Thursday, August 07, 2008

Steel Wave

I just finished Jeff Shaara's "The Steel Wave", a novel about the invasion of Normandy in 1944. It's a breezy read told from the perspective of various participants: Eisenhower, Rommel, a paratrooper non-com, an infantryman, etc. It has lots of maps and is informative about the operation as well as being entertaining.

As with the first book in the series, I was really taken by what backbiting weasels the generals were and how Eisenhower's greatest accomplishment was keeping them from screwing each other over and losing the war out of spite for one another. And in spite of his best efforts huge mistakes that prolonged the war were made apparently just to keep Field Marshall Montgomery from having a hissy fit. The civilian authorities and high command on the Allied side were competent and left the professionals to their jobs for the most part while Hitler and his sycophants in the high command insisted on losing the war. Also, it turns out General de Gaulle was a total self promoting douche of no value to anyone.

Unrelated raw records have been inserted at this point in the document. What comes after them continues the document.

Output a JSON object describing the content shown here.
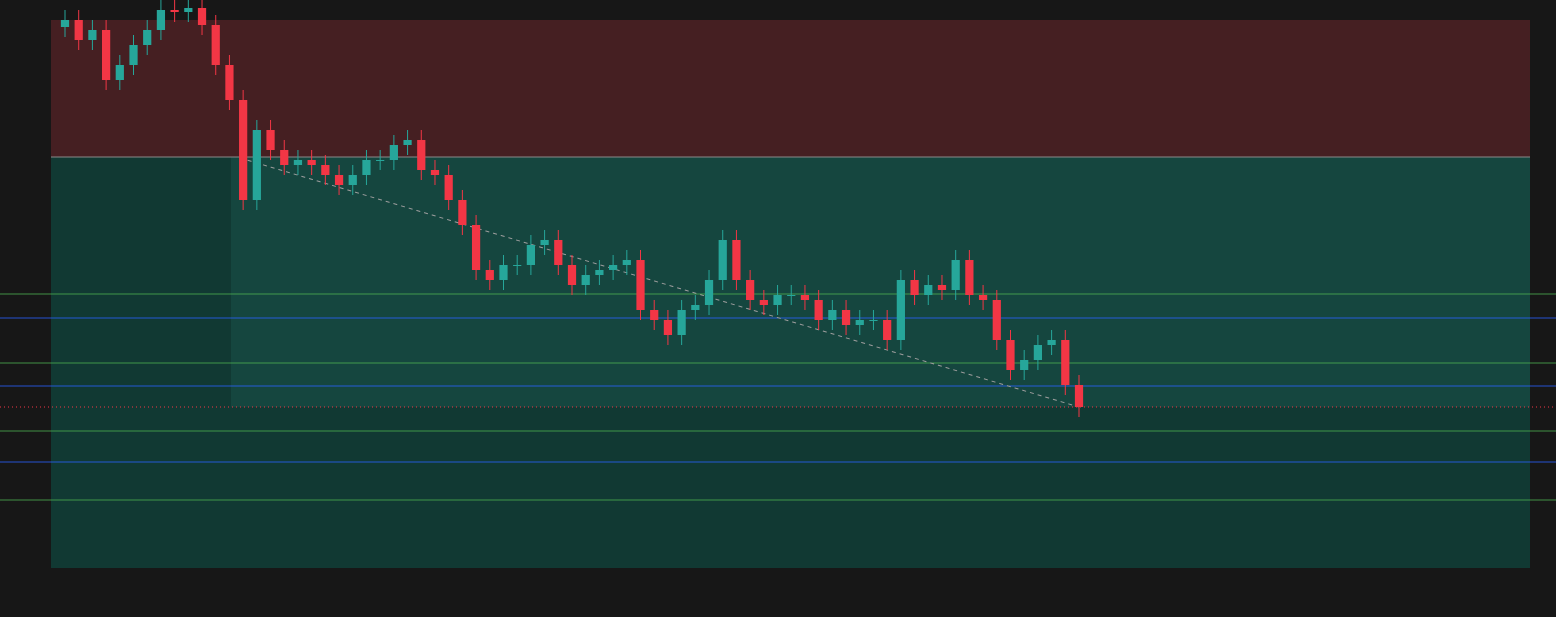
{
  "chart_data": {
    "type": "candlestick",
    "ylim": [
      0,
      617
    ],
    "up_color": "#26a69a",
    "down_color": "#f23645",
    "categories": [
      null,
      null,
      null,
      null,
      null,
      null,
      null,
      null,
      null,
      null,
      null,
      null,
      null,
      null,
      null,
      null,
      null,
      null,
      null,
      null,
      null,
      null,
      null,
      null,
      null,
      null,
      null,
      null,
      null,
      null,
      null,
      null,
      null,
      null,
      null,
      null,
      null,
      null,
      null,
      null,
      null,
      null,
      null,
      null,
      null,
      null,
      null,
      null,
      null,
      null,
      null,
      null,
      null,
      null,
      null,
      null,
      null,
      null,
      null,
      null,
      null,
      null,
      null,
      null,
      null,
      null,
      null,
      null,
      null,
      null,
      null,
      null,
      null,
      null,
      null
    ],
    "open": [
      590,
      597,
      577,
      587,
      537,
      552,
      572,
      587,
      607,
      605,
      609,
      592,
      552,
      517,
      417,
      487,
      467,
      452,
      457,
      452,
      442,
      432,
      442,
      457,
      457,
      472,
      477,
      447,
      442,
      417,
      392,
      347,
      337,
      352,
      352,
      372,
      377,
      352,
      332,
      342,
      347,
      352,
      357,
      307,
      297,
      282,
      307,
      312,
      337,
      377,
      337,
      317,
      312,
      322,
      322,
      317,
      297,
      307,
      292,
      297,
      297,
      277,
      337,
      322,
      332,
      327,
      357,
      322,
      317,
      277,
      247,
      257,
      272,
      277,
      232
    ],
    "high": [
      607,
      607,
      597,
      597,
      562,
      582,
      597,
      617,
      617,
      619,
      619,
      602,
      562,
      527,
      497,
      497,
      477,
      467,
      467,
      462,
      452,
      452,
      467,
      467,
      482,
      487,
      487,
      457,
      452,
      427,
      402,
      357,
      362,
      362,
      382,
      387,
      387,
      362,
      352,
      357,
      362,
      367,
      367,
      317,
      307,
      317,
      322,
      347,
      387,
      387,
      347,
      327,
      332,
      332,
      332,
      327,
      317,
      317,
      307,
      307,
      307,
      347,
      347,
      342,
      342,
      367,
      367,
      332,
      327,
      287,
      267,
      282,
      287,
      287,
      242
    ],
    "low": [
      580,
      567,
      567,
      527,
      527,
      542,
      562,
      577,
      595,
      595,
      582,
      542,
      507,
      407,
      407,
      457,
      442,
      442,
      442,
      432,
      422,
      422,
      432,
      447,
      447,
      462,
      437,
      432,
      407,
      382,
      337,
      327,
      327,
      342,
      342,
      362,
      342,
      322,
      322,
      332,
      337,
      342,
      297,
      287,
      272,
      272,
      297,
      302,
      327,
      327,
      307,
      302,
      302,
      312,
      307,
      287,
      287,
      282,
      282,
      287,
      267,
      267,
      312,
      312,
      317,
      317,
      312,
      307,
      267,
      237,
      237,
      247,
      262,
      222,
      200
    ],
    "close": [
      597,
      577,
      587,
      537,
      552,
      572,
      587,
      607,
      605,
      609,
      592,
      552,
      517,
      417,
      487,
      467,
      452,
      457,
      452,
      442,
      432,
      442,
      457,
      457,
      472,
      477,
      447,
      442,
      417,
      392,
      347,
      337,
      352,
      352,
      372,
      377,
      352,
      332,
      342,
      347,
      352,
      357,
      307,
      297,
      282,
      307,
      312,
      337,
      377,
      337,
      317,
      312,
      322,
      322,
      317,
      297,
      307,
      292,
      297,
      297,
      277,
      337,
      322,
      332,
      327,
      357,
      322,
      317,
      277,
      247,
      257,
      272,
      277,
      232,
      210
    ],
    "zones": [
      {
        "from": 460,
        "to": 597,
        "color": "#451f22"
      },
      {
        "from": 49,
        "to": 460,
        "color": "#15463f"
      }
    ],
    "levels": [
      {
        "value": 323,
        "color": "#4caf50"
      },
      {
        "value": 299,
        "color": "#2962ff"
      },
      {
        "value": 254,
        "color": "#4caf50"
      },
      {
        "value": 231,
        "color": "#2962ff"
      },
      {
        "value": 186,
        "color": "#4caf50"
      },
      {
        "value": 155,
        "color": "#2962ff"
      },
      {
        "value": 117,
        "color": "#4caf50"
      }
    ],
    "last_price": {
      "value": 210,
      "color": "#f23645"
    },
    "trend": {
      "start": 459,
      "end": 210,
      "color": "#9e9e9e"
    }
  }
}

Despite Hitler's weak grasp on reality, the Germans made an issue of it after all and might very well have repelled the Allied invaders. According to Shaara, the American infantry wasn't all that capable and the paratroops had to be called upon to lead the way as foot soldiers even though they were exhausted. The Allies made many a blunder and had difficulties coordinating air, land and sea power. Patton was something of a hero in the narrative, albeit an asshole of monumental proportions.

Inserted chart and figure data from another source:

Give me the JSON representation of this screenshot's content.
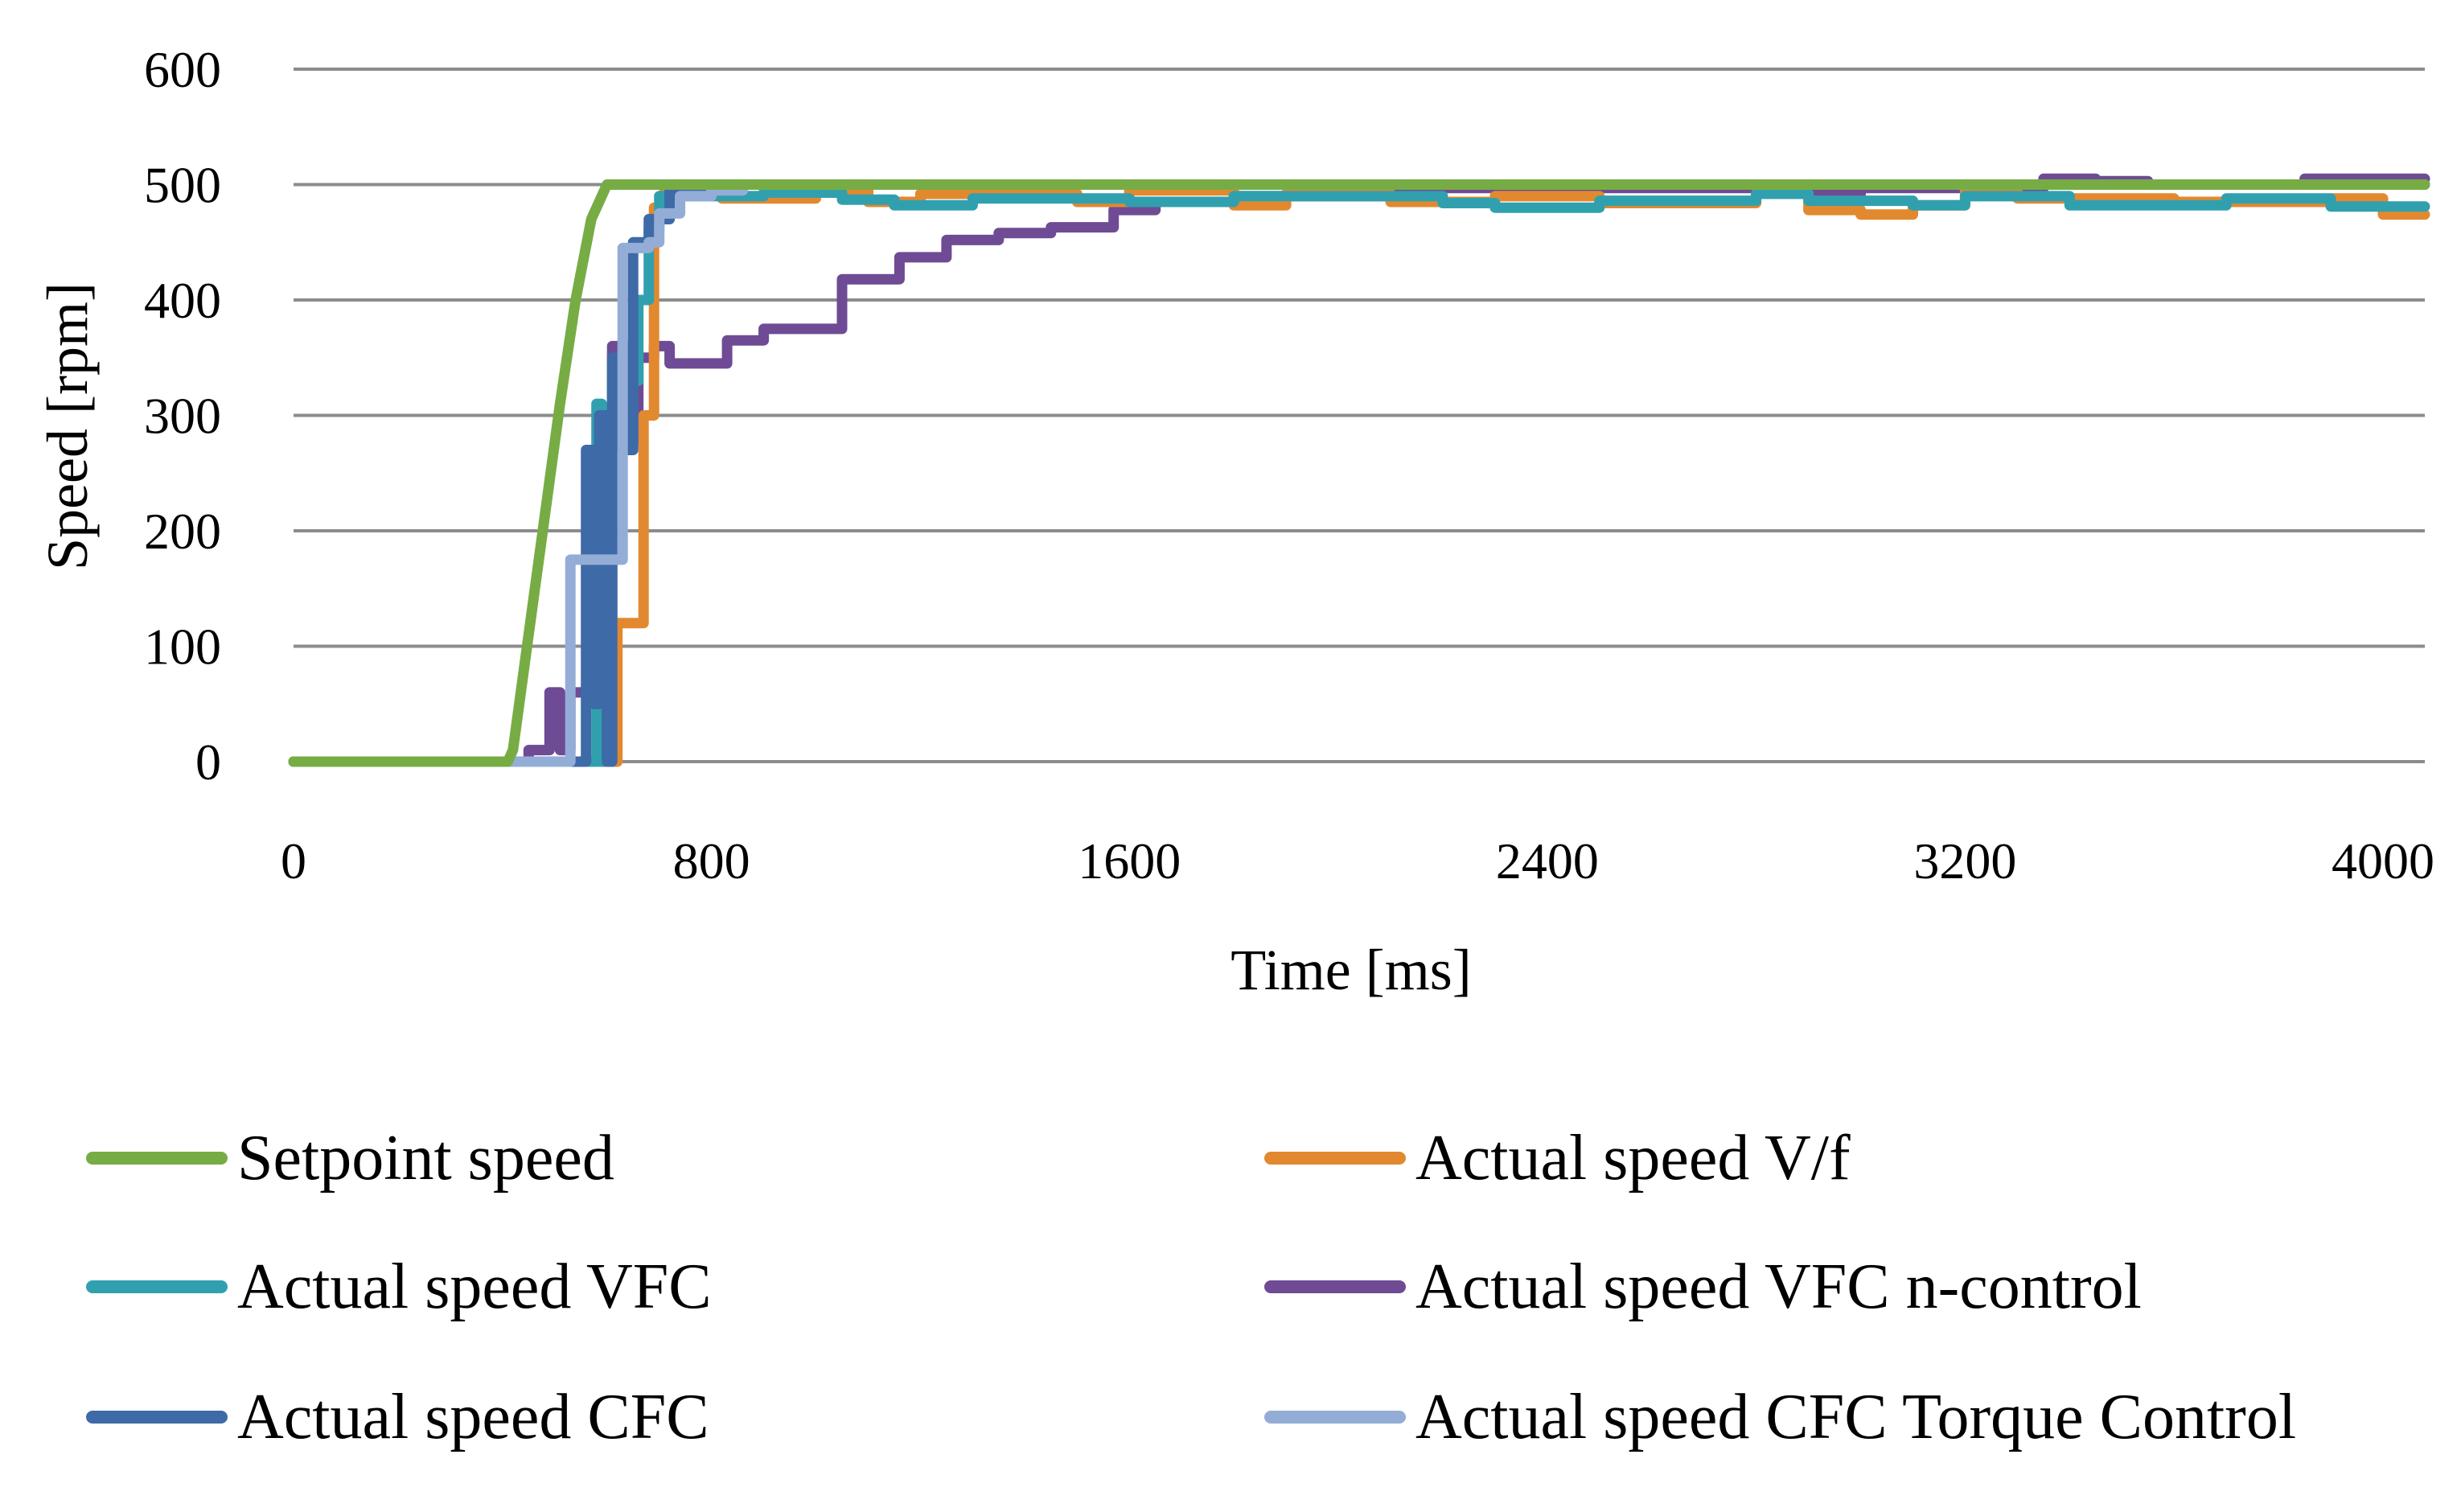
{
  "chart_data": {
    "type": "line",
    "title": "",
    "xlabel": "Time [ms]",
    "ylabel": "Speed [rpm]",
    "xlim": [
      0,
      4080
    ],
    "ylim": [
      0,
      600
    ],
    "x_ticks": [
      0,
      800,
      1600,
      2400,
      3200,
      4000
    ],
    "y_ticks": [
      0,
      100,
      200,
      300,
      400,
      500,
      600
    ],
    "x_tick_labels": [
      "0",
      "800",
      "1600",
      "2400",
      "3200",
      "4000"
    ],
    "y_tick_labels": [
      "0",
      "100",
      "200",
      "300",
      "400",
      "500",
      "600"
    ],
    "grid": "horizontal",
    "legend_position": "bottom",
    "series": [
      {
        "name": "Setpoint speed",
        "color": "#77ac45",
        "points": [
          [
            0,
            0
          ],
          [
            410,
            0
          ],
          [
            420,
            10
          ],
          [
            450,
            110
          ],
          [
            480,
            210
          ],
          [
            510,
            310
          ],
          [
            540,
            400
          ],
          [
            570,
            470
          ],
          [
            600,
            500
          ],
          [
            4080,
            500
          ]
        ]
      },
      {
        "name": "Actual speed V/f",
        "color": "#e2892f",
        "points": [
          [
            0,
            0
          ],
          [
            620,
            0
          ],
          [
            620,
            120
          ],
          [
            670,
            120
          ],
          [
            670,
            300
          ],
          [
            690,
            300
          ],
          [
            690,
            480
          ],
          [
            710,
            480
          ],
          [
            710,
            500
          ],
          [
            800,
            500
          ],
          [
            820,
            488
          ],
          [
            1000,
            488
          ],
          [
            1000,
            495
          ],
          [
            1100,
            495
          ],
          [
            1100,
            485
          ],
          [
            1200,
            485
          ],
          [
            1200,
            492
          ],
          [
            1500,
            492
          ],
          [
            1500,
            485
          ],
          [
            1600,
            485
          ],
          [
            1600,
            495
          ],
          [
            1800,
            495
          ],
          [
            1800,
            482
          ],
          [
            1900,
            482
          ],
          [
            1900,
            492
          ],
          [
            2100,
            492
          ],
          [
            2100,
            485
          ],
          [
            2300,
            485
          ],
          [
            2300,
            490
          ],
          [
            2500,
            490
          ],
          [
            2500,
            484
          ],
          [
            2800,
            484
          ],
          [
            2800,
            492
          ],
          [
            2900,
            492
          ],
          [
            2900,
            478
          ],
          [
            3000,
            478
          ],
          [
            3000,
            474
          ],
          [
            3100,
            474
          ],
          [
            3100,
            482
          ],
          [
            3200,
            482
          ],
          [
            3200,
            495
          ],
          [
            3300,
            495
          ],
          [
            3300,
            488
          ],
          [
            3600,
            488
          ],
          [
            3600,
            485
          ],
          [
            3900,
            485
          ],
          [
            3900,
            488
          ],
          [
            4000,
            488
          ],
          [
            4000,
            474
          ],
          [
            4080,
            474
          ]
        ]
      },
      {
        "name": "Actual speed VFC",
        "color": "#31a0ae",
        "points": [
          [
            0,
            0
          ],
          [
            580,
            0
          ],
          [
            580,
            310
          ],
          [
            590,
            310
          ],
          [
            590,
            0
          ],
          [
            595,
            0
          ],
          [
            595,
            300
          ],
          [
            610,
            300
          ],
          [
            610,
            330
          ],
          [
            660,
            330
          ],
          [
            660,
            400
          ],
          [
            680,
            400
          ],
          [
            680,
            460
          ],
          [
            700,
            460
          ],
          [
            700,
            490
          ],
          [
            900,
            490
          ],
          [
            900,
            493
          ],
          [
            1050,
            493
          ],
          [
            1050,
            487
          ],
          [
            1150,
            487
          ],
          [
            1150,
            482
          ],
          [
            1300,
            482
          ],
          [
            1300,
            488
          ],
          [
            1600,
            488
          ],
          [
            1600,
            485
          ],
          [
            1800,
            485
          ],
          [
            1800,
            490
          ],
          [
            2200,
            490
          ],
          [
            2200,
            484
          ],
          [
            2300,
            484
          ],
          [
            2300,
            480
          ],
          [
            2500,
            480
          ],
          [
            2500,
            486
          ],
          [
            2800,
            486
          ],
          [
            2800,
            492
          ],
          [
            2900,
            492
          ],
          [
            2900,
            486
          ],
          [
            3100,
            486
          ],
          [
            3100,
            482
          ],
          [
            3200,
            482
          ],
          [
            3200,
            490
          ],
          [
            3400,
            490
          ],
          [
            3400,
            482
          ],
          [
            3700,
            482
          ],
          [
            3700,
            488
          ],
          [
            3900,
            488
          ],
          [
            3900,
            481
          ],
          [
            4080,
            481
          ]
        ]
      },
      {
        "name": "Actual speed VFC n-control",
        "color": "#6e4b94",
        "points": [
          [
            0,
            0
          ],
          [
            450,
            0
          ],
          [
            450,
            10
          ],
          [
            490,
            10
          ],
          [
            490,
            60
          ],
          [
            510,
            60
          ],
          [
            510,
            10
          ],
          [
            530,
            10
          ],
          [
            530,
            60
          ],
          [
            610,
            60
          ],
          [
            610,
            360
          ],
          [
            640,
            360
          ],
          [
            640,
            280
          ],
          [
            660,
            280
          ],
          [
            660,
            350
          ],
          [
            690,
            350
          ],
          [
            690,
            360
          ],
          [
            720,
            360
          ],
          [
            720,
            345
          ],
          [
            830,
            345
          ],
          [
            830,
            365
          ],
          [
            900,
            365
          ],
          [
            900,
            375
          ],
          [
            1050,
            375
          ],
          [
            1050,
            418
          ],
          [
            1160,
            418
          ],
          [
            1160,
            437
          ],
          [
            1250,
            437
          ],
          [
            1250,
            452
          ],
          [
            1350,
            452
          ],
          [
            1350,
            458
          ],
          [
            1450,
            458
          ],
          [
            1450,
            463
          ],
          [
            1570,
            463
          ],
          [
            1570,
            478
          ],
          [
            1650,
            478
          ],
          [
            1650,
            485
          ],
          [
            1800,
            485
          ],
          [
            1800,
            490
          ],
          [
            2100,
            490
          ],
          [
            2100,
            497
          ],
          [
            2800,
            497
          ],
          [
            2800,
            492
          ],
          [
            3000,
            492
          ],
          [
            3000,
            497
          ],
          [
            3350,
            497
          ],
          [
            3350,
            505
          ],
          [
            3450,
            505
          ],
          [
            3450,
            503
          ],
          [
            3550,
            503
          ],
          [
            3550,
            500
          ],
          [
            3850,
            500
          ],
          [
            3850,
            505
          ],
          [
            4080,
            505
          ]
        ]
      },
      {
        "name": "Actual speed CFC",
        "color": "#3e6aa8",
        "points": [
          [
            0,
            0
          ],
          [
            560,
            0
          ],
          [
            560,
            270
          ],
          [
            575,
            270
          ],
          [
            575,
            50
          ],
          [
            585,
            50
          ],
          [
            585,
            300
          ],
          [
            600,
            300
          ],
          [
            600,
            0
          ],
          [
            610,
            0
          ],
          [
            610,
            350
          ],
          [
            630,
            350
          ],
          [
            630,
            270
          ],
          [
            650,
            270
          ],
          [
            650,
            450
          ],
          [
            680,
            450
          ],
          [
            680,
            470
          ],
          [
            720,
            470
          ],
          [
            720,
            495
          ],
          [
            800,
            495
          ],
          [
            800,
            500
          ],
          [
            4080,
            500
          ]
        ]
      },
      {
        "name": "Actual speed CFC Torque Control",
        "color": "#94add6",
        "points": [
          [
            0,
            0
          ],
          [
            530,
            0
          ],
          [
            530,
            175
          ],
          [
            630,
            175
          ],
          [
            630,
            445
          ],
          [
            680,
            445
          ],
          [
            680,
            450
          ],
          [
            700,
            450
          ],
          [
            700,
            475
          ],
          [
            740,
            475
          ],
          [
            740,
            490
          ],
          [
            800,
            490
          ],
          [
            800,
            495
          ],
          [
            860,
            495
          ],
          [
            860,
            500
          ],
          [
            4080,
            500
          ]
        ]
      }
    ]
  }
}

For all I know, this is all baloney, but it seems to jive with what little my kinsman who were in Operation Overlord told me.

The question that bothers me most after reading both of Shaara's WW2 novels is whether the war up until 1944 hadn't been a complete waste of time and resources. The Americans had wanted to invade France from the get go, but the Brits had insisted on coming up through Italy. For nigh on two years, the Allies fought their way through Africa and up into Italy to more or less a stalemate while being no closer to defeating the Germans. And the Allies still had to mount a perilous invasion of France. It could be argued I suppose that the African and Sicilian and Italian campaigns were valuable practice and on the job training, but what a costly education!

Was it concern that the Soviets would get the job done first that finally led the Allies to risk an invasion? Shaara does not suggest this at all. He does suggest that some German officers wanted to treat with the Americans and join with them against Stalin. One of my uncles told me that a lot of the men in his unit expected to continue fighting right into Russia once the Germans were taken care of.

What a different world we might have had if the Allies had sucessfully invaded France in in 1942 or 1943 instead of fighting in Italy. They might have beaten the Soviets to the Baltics and ended the war with no Warsaw Pact states. The invention of the atomic bomb might have been delayed, and the US might have been spared the stain of the terror bombings of Hiroshima and Nagasaki. Of course, they might well have failed disastrously.